There is no mistake in the URL: “twitgiveaway,com”. There is indeed a comma there instead of a dot. The reason for this is that the fraudsters are trying to obfuscate the URL so that they don’t get blocked or don’t get the domain they publish blocked. And in this case, a simplistic filter would not detect a domain at all.
Clicking on the user’s profile we see the name “iPad Promo”.
Checking the tweets the account produced we see that all links are about the same topic.
This account is trying to recruit as many visitors as possible to the website.
Observe that the posts contain various versions of that domain, which proves that the fraudsters are using various obfuscation methods.
Nothing unusual so far… Just another way of luring users to visit a website.
But, once on the website, the user has to take a survey with three simple questions:
- if he is a man or woman
- how many hours he spends on social media
- if he is accessing the site from work or from home
At the end of the survey you see what you could win: am iPhone 5 or an iPad 3.
In order to make the user click on the buttons, the authors of the scam are using a common social engineering technique and increase the urgency by adding the small amount of prizes still left (1 and 2 respectively).

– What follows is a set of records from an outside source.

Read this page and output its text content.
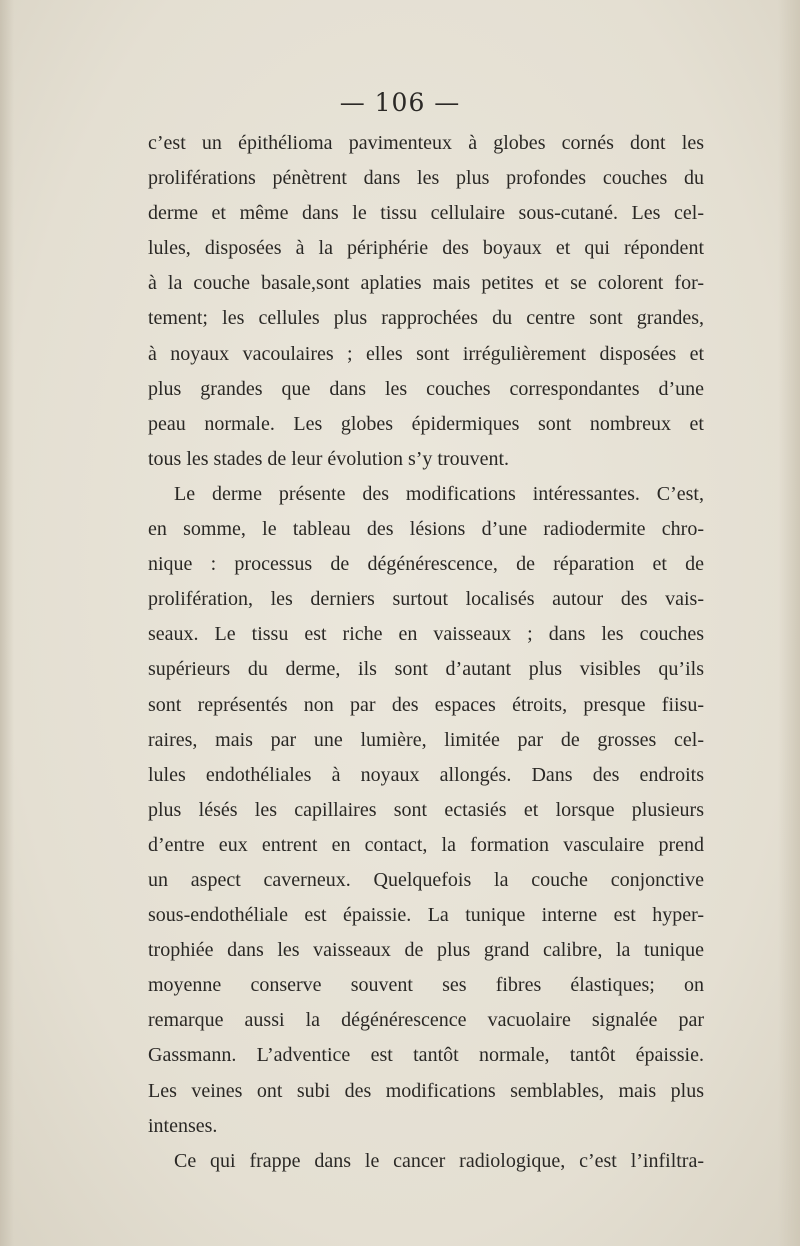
— 106 —
c’est un épithélioma pavimenteux à globes cornés dont les
proliférations pénètrent dans les plus profondes couches du
derme et même dans le tissu cellulaire sous-cutané. Les cel-
lules, disposées à la périphérie des boyaux et qui répondent
à la couche basale,sont aplaties mais petites et se colorent for-
tement; les cellules plus rapprochées du centre sont grandes,
à noyaux vacoulaires ; elles sont irrégulièrement disposées et
plus grandes que dans les couches correspondantes d’une
peau normale. Les globes épidermiques sont nombreux et
tous les stades de leur évolution s’y trouvent.
Le derme présente des modifications intéressantes. C’est,
en somme, le tableau des lésions d’une radiodermite chro-
nique : processus de dégénérescence, de réparation et de
prolifération, les derniers surtout localisés autour des vais-
seaux. Le tissu est riche en vaisseaux ; dans les couches
supérieurs du derme, ils sont d’autant plus visibles qu’ils
sont représentés non par des espaces étroits, presque fiisu-
raires, mais par une lumière, limitée par de grosses cel-
lules endothéliales à noyaux allongés. Dans des endroits
plus lésés les capillaires sont ectasiés et lorsque plusieurs
d’entre eux entrent en contact, la formation vasculaire prend
un aspect caverneux. Quelquefois la couche conjonctive
sous-endothéliale est épaissie. La tunique interne est hyper-
trophiée dans les vaisseaux de plus grand calibre, la tunique
moyenne conserve souvent ses fibres élastiques; on
remarque aussi la dégénérescence vacuolaire signalée par
Gassmann. L’adventice est tantôt normale, tantôt épaissie.
Les veines ont subi des modifications semblables, mais plus
intenses.
Ce qui frappe dans le cancer radiologique, c’est l’infiltra-
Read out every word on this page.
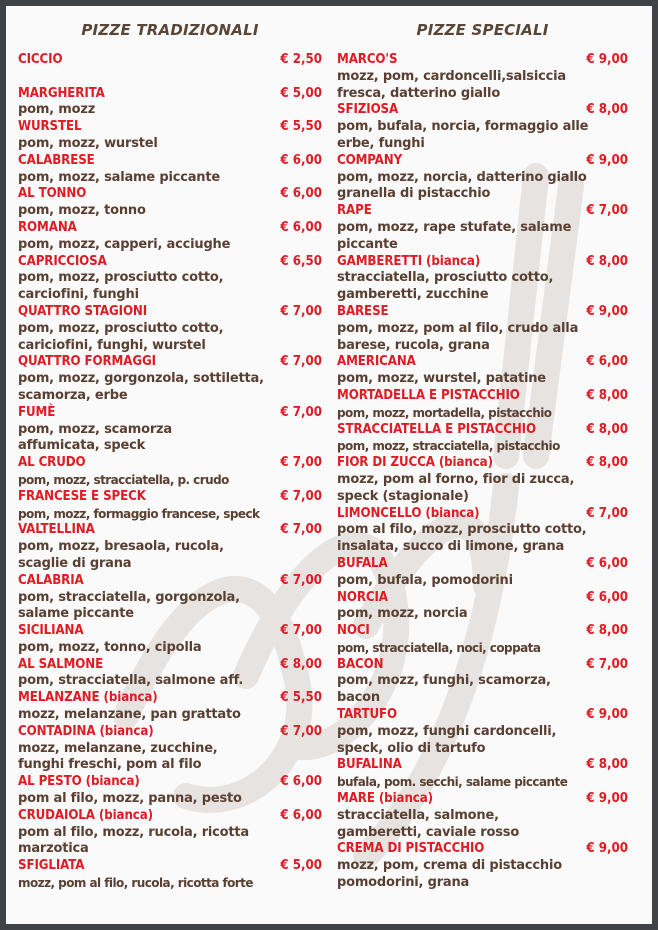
PIZZE TRADIZIONALI
CICCIO	€ 2,50
MARGHERITA	€ 5,00
pom, mozz
WURSTEL	€ 5,50
pom, mozz, wurstel
CALABRESE	€ 6,00
pom, mozz, salame piccante
AL TONNO	€ 6,00
pom, mozz, tonno
ROMANA	€ 6,00
pom, mozz, capperi, acciughe
CAPRICCIOSA	€ 6,50
pom, mozz, prosciutto cotto,
carciofini, funghi
QUATTRO STAGIONI	€ 7,00
pom, mozz, prosciutto cotto,
cariciofini, funghi, wurstel
QUATTRO FORMAGGI	€ 7,00
pom, mozz, gorgonzola, sottiletta,
scamorza, erbe
FUMÈ	€ 7,00
pom, mozz, scamorza
affumicata, speck
AL CRUDO	€ 7,00
pom, mozz, stracciatella, p. crudo
FRANCESE E SPECK	€ 7,00
pom, mozz, formaggio francese, speck
VALTELLINA	€ 7,00
pom, mozz, bresaola, rucola,
scaglie di grana
CALABRIA	€ 7,00
pom, stracciatella, gorgonzola,
salame piccante
SICILIANA	€ 7,00
pom, mozz, tonno, cipolla
AL SALMONE	€ 8,00
pom, stracciatella, salmone aff.
MELANZANE (bianca)	€ 5,50
mozz, melanzane, pan grattato
CONTADINA (bianca)	€ 7,00
mozz, melanzane, zucchine,
funghi freschi, pom al filo
AL PESTO (bianca)	€ 6,00
pom al filo, mozz, panna, pesto
CRUDAIOLA (bianca)	€ 6,00
pom al filo, mozz, rucola, ricotta
marzotica
SFIGLIATA	€ 5,00
mozz, pom al filo, rucola, ricotta forte
PIZZE SPECIALI
MARCO'S	€ 9,00
mozz, pom, cardoncelli,salsiccia
fresca, datterino giallo
SFIZIOSA	€ 8,00
pom, bufala, norcia, formaggio alle
erbe, funghi
COMPANY	€ 9,00
pom, mozz, norcia, datterino giallo
granella di pistacchio
RAPE	€ 7,00
pom, mozz, rape stufate, salame
piccante
GAMBERETTI (bianca)	€ 8,00
stracciatella, prosciutto cotto,
gamberetti, zucchine
BARESE	€ 9,00
pom, mozz, pom al filo, crudo alla
barese, rucola, grana
AMERICANA	€ 6,00
pom, mozz, wurstel, patatine
MORTADELLA E PISTACCHIO	€ 8,00
pom, mozz, mortadella, pistacchio
STRACCIATELLA E PISTACCHIO	€ 8,00
pom, mozz, stracciatella, pistacchio
FIOR DI ZUCCA (bianca)	€ 8,00
mozz, pom al forno, fior di zucca,
speck (stagionale)
LIMONCELLO (bianca)	€ 7,00
pom al filo, mozz, prosciutto cotto,
insalata, succo di limone, grana
BUFALA	€ 6,00
pom, bufala, pomodorini
NORCIA	€ 6,00
pom, mozz, norcia
NOCI	€ 8,00
pom, stracciatella, noci, coppata
BACON	€ 7,00
pom, mozz, funghi, scamorza,
bacon
TARTUFO	€ 9,00
pom, mozz, funghi cardoncelli,
speck, olio di tartufo
BUFALINA	€ 8,00
bufala, pom. secchi, salame piccante
MARE (bianca)	€ 9,00
stracciatella, salmone,
gamberetti, caviale rosso
CREMA DI PISTACCHIO	€ 9,00
mozz, pom, crema di pistacchio
pomodorini, grana
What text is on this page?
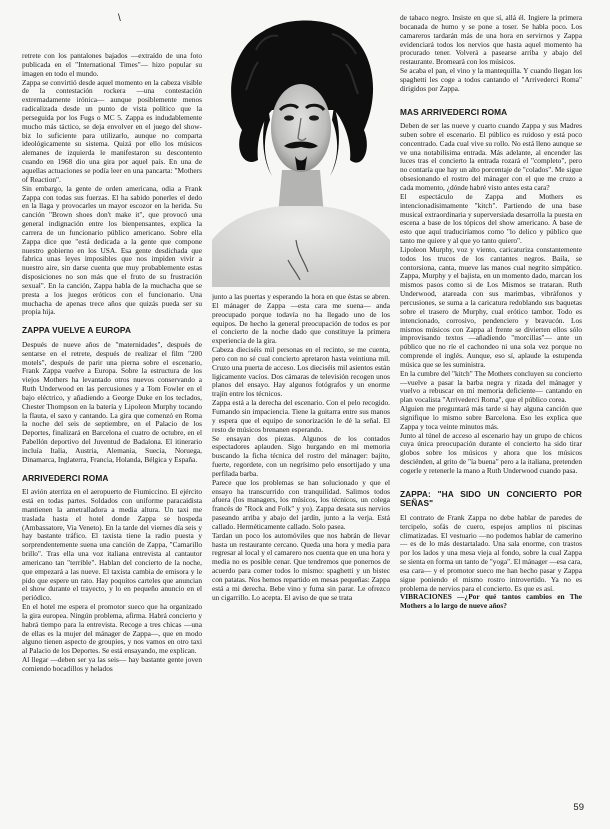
\

retrete con los pantalones bajados —extraído de una foto publicada en el "International Times"— hizo popular su imagen en todo el mundo.

Zappa se convirtió desde aquel momento en la cabeza visible de la contestación rockera —una contestación extremadamente irónica— aunque posiblemente menos radicalizada desde un punto de vista político que la perseguida por los Fugs o MC 5. Zappa es indudablemente mucho más táctico, se deja envolver en el juego del show-biz lo suficiente para utilizarlo, aunque no comparta ideológicamente su sistema. Quizá por ello los músicos alemanes de izquierda le manifestaron su descontento cuando en 1968 dio una gira por aquel país. En una de aquellas actuaciones se podía leer en una pancarta: "Mothers of Reaction".

Sin embargo, la gente de orden americana, odia a Frank Zappa con todas sus fuerzas. El ha sabido ponerles el dedo en la llaga y provocarles un mayor escozor en la herida. Su canción "Brown shoes don't make it", que provocó una general indignación entre los bienpensantes, explica la carrera de un funcionario público americano. Sobre ella Zappa dice que "está dedicada a la gente que compone nuestro gobierno en los USA. Esa gente desdichada que fabrica unas leyes imposibles que nos impiden vivir a nuestro aire, sin darse cuenta que muy probablemente estas disposiciones no son más que el fruto de su frustración sexual". En la canción, Zappa habla de la muchacha que se presta a los juegos eróticos con el funcionario. Una muchacha de apenas trece años que quizás pueda ser su propia hija.

ZAPPA VUELVE A EUROPA

Después de nueve años de "maternidades", después de sentarse en el retrete, después de realizar el film "200 motels", después de parir una pierna sobre el escenario, Frank Zappa vuelve a Europa. Sobre la estructura de los viejos Mothers ha levantado otros nuevos conservando a Ruth Underwood en las percusiones y a Tom Fowler en el bajo eléctrico, y añadiendo a George Duke en los teclados, Chester Thompson en la batería y Lipoleon Murphy tocando la flauta, el saxo y cantando. La gira que comenzó en Roma la noche del seis de septiembre, en el Palacio de los Deportes, finalizará en Barcelona el cuatro de octubre, en el Pabellón deportivo del Juventud de Badalona. El itinerario incluía Italia, Austria, Alemania, Suecia, Noruega, Dinamarca, Inglaterra, Francia, Holanda, Bélgica y España.

ARRIVEDERCI ROMA

El avión aterriza en el aeropuerto de Fiumiccino. El ejército está en todas partes. Soldados con uniforme paracaidista mantienen la ametralladora a media altura. Un taxi me traslada hasta el hotel donde Zappa se hospeda (Ambassatore, Via Veneto). En la tarde del viernes día seis y hay bastante tráfico. El taxista tiene la radio puesta y sorprendentemente suena una canción de Zappa, "Camarillo brillo". Tras ella una voz italiana entrevista al cantautor americano tan "terrible". Hablan del concierto de la noche, que empezará a las nueve. El taxista cambia de emisora y le pido que espere un rato. Hay poquitos carteles que anuncian el show durante el trayecto, y lo en pequeño anuncio en el periódico.

En el hotel me espera el promotor sueco que ha organizado la gira europea. Ningún problema, afirma. Habrá concierto y habrá tiempo para la entrevista. Recoge a tres chicas —una de ellas es la mujer del mánager de Zappa—, que en modo alguno tienen aspecto de groupies, y nos vamos en otro taxi al Palacio de los Deportes. Se está ensayando, me explican.

Al llegar —deben ser ya las seis— hay bastante gente joven comiendo bocadillos y helados

junto a las puertas y esperando la hora en que éstas se abren. El mánager de Zappa —esta cara me suena— anda preocupado porque todavía no ha llegado uno de los equipos. De hecho la general preocupación de todos es por el concierto de la noche dado que constituye la primera experiencia de la gira.

Cabeza dieciséis mil personas en el recinto, se me cuenta, pero con no sé cual concierto apretaron hasta veintiuna mil. Cruzo una puerta de acceso. Los dieciséis mil asientos están ligicamente vacíos. Dos cámaras de televisión recogen unos planos del ensayo. Hay algunos fotógrafos y un enorme trajín entre los técnicos.

Zappa está a la derecha del escenario. Con el pelo recogido. Fumando sin impaciencia. Tiene la guitarra entre sus manos y espera que el equipo de sonorización le dé la señal. El resto de músicos brenanen esperando.

Se ensayan dos piezas. Algunos de los contados espectadores aplauden. Sigo hurgando en mi memoria buscando la ficha técnica del rostro del mánager: bajito, fuerte, regordete, con un negrísimo pelo ensortijado y una perfilada barba.

Parece que los problemas se han solucionado y que el ensayo ha transcurrido con tranquilidad. Salimos todos afuera (los managers, los músicos, los técnicos, un colega francés de "Rock and Folk" y yo). Zappa desata sus nervios paseando arriba y abajo del jardín, junto a la verja. Está callado. Herméticamente callado. Solo pasea.

Tardan un poco los automóviles que nos habrán de llevar hasta un restaurante cercano. Queda una hora y media para regresar al local y el camarero nos cuenta que en una hora y media no es posible cenar. Que tendremos que ponernos de acuerdo para comer todos lo mismo: spaghetti y un bistec con patatas. Nos hemos repartido en mesas pequeñas: Zappa está a mi derecha. Bebe vino y fuma sin parar. Le ofrezco un cigarrillo. Lo acepta. El aviso de que se trata

de tabaco negro. Insiste en que sí, allá él. Ingiere la primera bocanada de humo y se pone a toser. Se habla poco. Los camareros tardarán más de una hora en servirnos y Zappa evidenciará todos los nervios que hasta aquel momento ha procurado tener. Volverá a pasearse arriba y abajo del restaurante. Bromeará con los músicos.

Se acaba el pan, el vino y la mantequilla. Y cuando llegan los spaghetti les coge a todos cantando el "Arrivederci Roma" dirigidos por Zappa.

MAS ARRIVEDERCI ROMA

Deben de ser las nueve y cuarto cuando Zappa y sus Madres suben sobre el escenario. El público es ruidoso y está poco concentrado. Cada cual vive su rollo. No está lleno aunque se ve una notabilísima entrada. Más adelante, al encender las luces tras el concierto la entrada rozará el "completo", pero no contaría que hay un alto porcentaje de "colados". Me sigue obsesionando el rostro del mánager con el que me cruzo a cada momento, ¿dónde habré visto antes esta cara?

El espectáculo de Zappa and Mothers es intencionadísimamente "kitch". Partiendo de una base musical extraordinaria y superversiada desarrolla la puesta en escena a base de los tópicos del show americano. A base de esto que aquí traduciríamos como "lo delico y público que tanto me quiere y al que yo tanto quiero".

Lipoleon Murphy, voz y viento, caricaturiza constantemente todos los trucos de los cantantes negros. Baila, se contorsiona, canta, mueve las manos cual negrito simpático. Zappa, Murphy y el bajista, en un momento dado, marcan los mismos pasos como si de Los Mismos se trataran. Ruth Underwood, atareada con sus marimbas, vibráfonos y percusiones, se suma a la caricatura redoblando sus baquetas sobre el trasero de Murphy, cual erótico tambor. Todo es intencionado, corrosivo, pendenciero y bravucón. Los mismos músicos con Zappa al frente se divierten ellos sólo improvisando textos —añadiendo "morcillas"— ante un público que no ríe el cachondeo ni una sola vez porque no comprende el inglés. Aunque, eso sí, aplaude la estupenda música que se les suministra.

En la cumbre del "kitch" The Mothers concluyen su concierto —vuelve a pasar la barba negra y rizada del mánager y vuelvo a rebuscar en mi memoria deficiente— cantando en plan vocalista "Arrivederci Roma", que el público corea.

Alguien me preguntará más tarde si hay alguna canción que signifique lo mismo sobre Barcelona. Eso les explica que Zappa y toca veinte minutos más.

Junto al túnel de acceso al escenario hay un grupo de chicos cuya única preocupación durante el concierto ha sido tirar globos sobre los músicos y ahora que los músicos desciénden, al grito de "ía buena" pero a la italiana, pretenden cogerle y retenerle la mano a Ruth Underwood cuando pasa.

ZAPPA: "HA SIDO UN CONCIERTO POR SEÑAS"

El contrato de Frank Zappa no debe hablar de paredes de tercipelo, sofás de cuero, espejos amplios ni piscinas climatizadas. El vestuario —no podemos hablar de camerino— es de lo más destartalado. Una sala enorme, con trastos por los lados y una mesa vieja al fondo, sobre la cual Zappa se sienta en forma un tanto de "yoga". El mánager —esa cara, esa cara— y el promotor sueco me han hecho pasar y Zappa sigue poniendo el mismo rostro introvertido. Ya no es problema de nervios para el concierto. Es que es así.

VIBRACIONES —¿Por qué tantos cambios en The Mothers a lo largo de nueve años?

59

The surprise comes after clicking on the links.
This scam ends after all this trouble as a classical like jacking scam.
However, due to the cross site scripting reference (do not mistakenly consider it a cross site request forgery CSRF), there is a potential that the script changes its behavior and can do pretty much anything the attacker want.
In the end, there are only a few things to be done:
- report the Twitter user as a spammer
- delete the posts done on your behalf if you continued to take the survey
- unlike the app that offer the survey
- get out of your mind that you will win an iPad or an iPhone. Never forget that nothing is really free in the Internet.